Über viele Details sind wir Forscher uns noch uneinig

Manche Politiker und Laien äußern immer wieder Zweifel an der Wissensbasis – sei es, ob sich das Klima tatsächlich in einer auffälligen Weise ändere, ob dies wirklich an der Freisetzung von Treibhausgasen liege oder schließlich ob die derzeitigen und zukünftig zu erwartenden Veränderungen überhaupt von erwähnenswerter Bedeutung seien. Doch in der Klimawissenschaft ist der Konsens wirklich überwältigend: Die Ansammlung von Treibhausgasen, wie sie etwa bei der Energieerzeugung, bei der Heizung und Kühlung, oder beim Verkehr entstehen, ist die Ursache des Klimawandels. Der Grund für die Erderwärmung ist der Mensch.

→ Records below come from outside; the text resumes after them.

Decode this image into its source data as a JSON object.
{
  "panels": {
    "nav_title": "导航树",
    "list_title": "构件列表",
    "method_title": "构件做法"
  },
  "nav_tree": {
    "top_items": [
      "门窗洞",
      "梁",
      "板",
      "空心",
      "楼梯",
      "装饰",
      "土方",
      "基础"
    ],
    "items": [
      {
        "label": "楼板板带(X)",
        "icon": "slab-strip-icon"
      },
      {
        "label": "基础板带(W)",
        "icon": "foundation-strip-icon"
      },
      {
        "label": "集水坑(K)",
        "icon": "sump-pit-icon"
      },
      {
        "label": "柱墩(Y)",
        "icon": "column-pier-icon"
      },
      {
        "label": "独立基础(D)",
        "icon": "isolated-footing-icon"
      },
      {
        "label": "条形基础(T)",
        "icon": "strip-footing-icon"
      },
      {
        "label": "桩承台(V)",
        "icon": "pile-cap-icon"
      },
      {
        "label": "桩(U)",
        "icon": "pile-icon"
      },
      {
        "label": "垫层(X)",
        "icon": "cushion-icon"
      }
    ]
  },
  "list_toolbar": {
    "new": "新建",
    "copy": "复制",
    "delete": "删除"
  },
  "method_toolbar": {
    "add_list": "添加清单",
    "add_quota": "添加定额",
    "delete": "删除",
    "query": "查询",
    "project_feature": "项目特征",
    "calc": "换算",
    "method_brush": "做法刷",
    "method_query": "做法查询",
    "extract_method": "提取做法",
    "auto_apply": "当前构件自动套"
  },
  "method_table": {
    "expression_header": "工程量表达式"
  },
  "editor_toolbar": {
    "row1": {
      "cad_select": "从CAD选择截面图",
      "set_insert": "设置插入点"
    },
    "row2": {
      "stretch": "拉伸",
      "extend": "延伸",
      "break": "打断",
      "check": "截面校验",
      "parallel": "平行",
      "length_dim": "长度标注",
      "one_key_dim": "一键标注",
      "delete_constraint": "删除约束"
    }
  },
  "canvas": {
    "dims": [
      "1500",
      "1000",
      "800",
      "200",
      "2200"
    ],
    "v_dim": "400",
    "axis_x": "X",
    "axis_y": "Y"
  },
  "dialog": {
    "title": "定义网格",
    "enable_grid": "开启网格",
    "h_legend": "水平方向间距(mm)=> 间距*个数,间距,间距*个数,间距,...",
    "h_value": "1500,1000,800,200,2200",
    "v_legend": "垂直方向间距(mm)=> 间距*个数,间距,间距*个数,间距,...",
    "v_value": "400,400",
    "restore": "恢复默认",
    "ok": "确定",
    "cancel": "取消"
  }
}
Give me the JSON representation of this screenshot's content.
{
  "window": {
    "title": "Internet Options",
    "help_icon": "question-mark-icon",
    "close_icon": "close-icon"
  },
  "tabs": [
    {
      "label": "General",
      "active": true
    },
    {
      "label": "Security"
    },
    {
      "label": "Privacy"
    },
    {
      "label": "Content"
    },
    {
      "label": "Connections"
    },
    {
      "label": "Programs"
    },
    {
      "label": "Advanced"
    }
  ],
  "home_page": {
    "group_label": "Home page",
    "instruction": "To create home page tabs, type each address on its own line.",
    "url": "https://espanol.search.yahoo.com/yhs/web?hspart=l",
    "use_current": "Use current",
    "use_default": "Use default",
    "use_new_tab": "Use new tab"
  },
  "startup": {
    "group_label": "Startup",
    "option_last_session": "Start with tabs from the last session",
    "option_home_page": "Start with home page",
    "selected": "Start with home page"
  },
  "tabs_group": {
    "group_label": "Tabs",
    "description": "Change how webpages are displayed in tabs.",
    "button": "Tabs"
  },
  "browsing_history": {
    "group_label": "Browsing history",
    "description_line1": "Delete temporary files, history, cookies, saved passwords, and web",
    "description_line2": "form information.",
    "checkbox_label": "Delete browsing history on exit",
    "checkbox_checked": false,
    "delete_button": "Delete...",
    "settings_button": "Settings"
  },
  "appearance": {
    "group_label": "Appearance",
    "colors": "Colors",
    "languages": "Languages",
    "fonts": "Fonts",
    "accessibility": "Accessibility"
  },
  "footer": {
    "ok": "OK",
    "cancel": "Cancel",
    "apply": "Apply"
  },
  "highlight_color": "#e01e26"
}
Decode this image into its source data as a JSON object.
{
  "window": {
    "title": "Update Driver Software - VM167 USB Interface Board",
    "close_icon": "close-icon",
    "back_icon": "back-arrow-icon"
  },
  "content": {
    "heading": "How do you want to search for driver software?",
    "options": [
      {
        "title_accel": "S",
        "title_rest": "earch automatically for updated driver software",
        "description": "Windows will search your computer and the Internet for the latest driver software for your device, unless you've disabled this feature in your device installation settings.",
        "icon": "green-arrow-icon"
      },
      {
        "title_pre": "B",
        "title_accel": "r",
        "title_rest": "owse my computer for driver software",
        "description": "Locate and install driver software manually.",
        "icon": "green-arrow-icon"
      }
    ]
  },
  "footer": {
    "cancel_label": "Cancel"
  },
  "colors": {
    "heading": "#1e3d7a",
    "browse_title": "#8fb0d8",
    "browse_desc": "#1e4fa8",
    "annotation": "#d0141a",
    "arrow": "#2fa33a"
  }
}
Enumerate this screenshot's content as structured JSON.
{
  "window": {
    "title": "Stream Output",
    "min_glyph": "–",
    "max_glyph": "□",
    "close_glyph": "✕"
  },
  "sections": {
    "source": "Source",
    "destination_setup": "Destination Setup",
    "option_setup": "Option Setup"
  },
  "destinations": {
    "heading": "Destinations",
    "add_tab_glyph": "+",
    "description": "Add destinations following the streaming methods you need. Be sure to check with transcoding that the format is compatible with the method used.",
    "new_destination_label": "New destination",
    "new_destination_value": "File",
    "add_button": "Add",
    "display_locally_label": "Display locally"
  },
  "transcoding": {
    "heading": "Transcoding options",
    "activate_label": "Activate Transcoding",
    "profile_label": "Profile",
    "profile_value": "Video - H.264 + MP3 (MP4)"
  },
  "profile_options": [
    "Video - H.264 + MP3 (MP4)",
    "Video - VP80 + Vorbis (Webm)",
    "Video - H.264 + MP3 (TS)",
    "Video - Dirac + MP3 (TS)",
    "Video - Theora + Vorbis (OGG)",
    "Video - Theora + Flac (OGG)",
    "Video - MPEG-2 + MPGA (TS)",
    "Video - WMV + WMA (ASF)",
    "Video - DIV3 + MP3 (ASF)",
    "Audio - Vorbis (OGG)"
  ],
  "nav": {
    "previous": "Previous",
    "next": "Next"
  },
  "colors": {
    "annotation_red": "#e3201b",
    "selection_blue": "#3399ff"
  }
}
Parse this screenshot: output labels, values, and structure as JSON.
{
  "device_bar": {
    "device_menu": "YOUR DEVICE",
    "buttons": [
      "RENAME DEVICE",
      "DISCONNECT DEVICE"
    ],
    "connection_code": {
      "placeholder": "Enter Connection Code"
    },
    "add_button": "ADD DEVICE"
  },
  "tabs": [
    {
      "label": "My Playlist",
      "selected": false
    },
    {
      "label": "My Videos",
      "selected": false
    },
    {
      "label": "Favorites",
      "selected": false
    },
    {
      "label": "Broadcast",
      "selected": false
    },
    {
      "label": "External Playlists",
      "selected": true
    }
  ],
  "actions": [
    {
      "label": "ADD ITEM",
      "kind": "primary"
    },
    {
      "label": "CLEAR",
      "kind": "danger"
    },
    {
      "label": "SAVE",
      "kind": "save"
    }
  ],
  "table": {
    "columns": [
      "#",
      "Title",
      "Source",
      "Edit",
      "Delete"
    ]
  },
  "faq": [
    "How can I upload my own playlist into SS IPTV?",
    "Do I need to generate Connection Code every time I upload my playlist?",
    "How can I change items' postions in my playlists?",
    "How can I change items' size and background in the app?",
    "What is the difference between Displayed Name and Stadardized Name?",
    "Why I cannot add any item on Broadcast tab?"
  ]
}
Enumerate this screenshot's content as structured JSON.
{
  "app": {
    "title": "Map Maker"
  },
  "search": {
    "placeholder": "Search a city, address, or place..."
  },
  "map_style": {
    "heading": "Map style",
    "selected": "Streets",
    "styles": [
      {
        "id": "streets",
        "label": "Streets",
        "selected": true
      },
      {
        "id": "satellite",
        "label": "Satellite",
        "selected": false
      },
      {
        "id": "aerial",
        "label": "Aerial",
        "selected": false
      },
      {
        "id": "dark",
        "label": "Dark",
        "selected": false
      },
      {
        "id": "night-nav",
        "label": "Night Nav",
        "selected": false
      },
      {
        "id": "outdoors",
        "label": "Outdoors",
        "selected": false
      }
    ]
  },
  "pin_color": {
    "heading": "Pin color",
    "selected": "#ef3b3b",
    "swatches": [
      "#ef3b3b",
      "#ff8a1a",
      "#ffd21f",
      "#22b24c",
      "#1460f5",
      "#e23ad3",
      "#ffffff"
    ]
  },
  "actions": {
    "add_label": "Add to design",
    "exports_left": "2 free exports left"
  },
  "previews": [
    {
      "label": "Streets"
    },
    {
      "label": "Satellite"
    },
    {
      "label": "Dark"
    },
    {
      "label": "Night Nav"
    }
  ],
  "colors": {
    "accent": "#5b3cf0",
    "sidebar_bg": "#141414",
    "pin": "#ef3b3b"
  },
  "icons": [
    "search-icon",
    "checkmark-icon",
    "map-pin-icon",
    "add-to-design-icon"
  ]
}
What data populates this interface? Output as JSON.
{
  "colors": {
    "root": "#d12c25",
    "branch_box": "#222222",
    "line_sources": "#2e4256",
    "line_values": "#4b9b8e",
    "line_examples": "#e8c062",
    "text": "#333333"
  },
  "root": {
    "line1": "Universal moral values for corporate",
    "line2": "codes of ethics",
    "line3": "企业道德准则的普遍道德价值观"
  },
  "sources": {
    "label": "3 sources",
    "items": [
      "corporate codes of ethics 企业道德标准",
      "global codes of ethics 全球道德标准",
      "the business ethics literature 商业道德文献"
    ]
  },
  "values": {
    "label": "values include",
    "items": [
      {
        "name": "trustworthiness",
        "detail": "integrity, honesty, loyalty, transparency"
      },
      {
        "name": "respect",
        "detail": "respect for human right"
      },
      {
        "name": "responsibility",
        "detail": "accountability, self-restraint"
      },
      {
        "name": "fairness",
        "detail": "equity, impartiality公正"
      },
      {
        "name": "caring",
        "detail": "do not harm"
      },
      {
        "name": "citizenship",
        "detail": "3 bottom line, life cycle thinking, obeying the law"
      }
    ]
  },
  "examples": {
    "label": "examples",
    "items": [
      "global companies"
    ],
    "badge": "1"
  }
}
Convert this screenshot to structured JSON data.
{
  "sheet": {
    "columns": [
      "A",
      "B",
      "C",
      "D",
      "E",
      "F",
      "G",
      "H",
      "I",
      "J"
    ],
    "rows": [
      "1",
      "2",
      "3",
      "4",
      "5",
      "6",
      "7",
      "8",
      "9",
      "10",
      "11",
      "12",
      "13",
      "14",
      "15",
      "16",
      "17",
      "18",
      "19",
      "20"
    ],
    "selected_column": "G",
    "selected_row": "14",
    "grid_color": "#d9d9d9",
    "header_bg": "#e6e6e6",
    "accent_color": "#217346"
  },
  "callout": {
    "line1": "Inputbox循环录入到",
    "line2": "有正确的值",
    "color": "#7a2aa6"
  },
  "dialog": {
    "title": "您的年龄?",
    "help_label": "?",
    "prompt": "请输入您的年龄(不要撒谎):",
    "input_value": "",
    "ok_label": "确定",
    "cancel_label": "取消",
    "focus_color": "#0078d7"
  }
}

Die Diskussion wird von interessierter Seite häufig mit der Formel „The science is settled“ (frei übersetzt: „Die wissenschaftliche Arbeit dazu ist erledigt“) zu beenden versucht. Wie oben beschrieben, ist das in Bezug auf die grundlegenden physikalischen Zusammenhänge auch richtig – allerdings nicht in Bezug auf viele Details. So gibt es in der Forschungsgemeinde unterschiedliche Deutungen etwa zur Geschwindigkeit des Meeresspiegelanstiegs, zur Einordnung von gegenwärtigen Starkniederschlägen oder zu möglichen Veränderungen tropischer Wirbelstürme. Daneben gibt es Uneinigkeit über die mögliche Zunahme an Klimaflüchtlingen. Zusätzlich gibt es auch von Wissenschaftlern immer wieder absurde Behauptungen wie, der Klimawandel würde eine Zunahme von Nierensteinen begünstigen.

Das Klimaziel können wir nur erreichen, wenn wir der Atmosphäre Treibhausgase entziehen

Doch diese wissenschaftlichen Detaildiskussionen dürfen nicht den Blick darauf verschleiern, dass sich die überwältigende Mehrheit der Forscher auf der ganzen Welt in einem Punkt sicher und einig ist: Wenn die Erde sich nicht um mehr als 1,5 bis 2 Grad erwärmen soll, muss die Emission von Treibhausgasen in den nächsten wenigen Jahrzehnen massiv gemindert werden. Für diese konkrete Aussage braucht es keine weiteren wissenschaftlichen Belege.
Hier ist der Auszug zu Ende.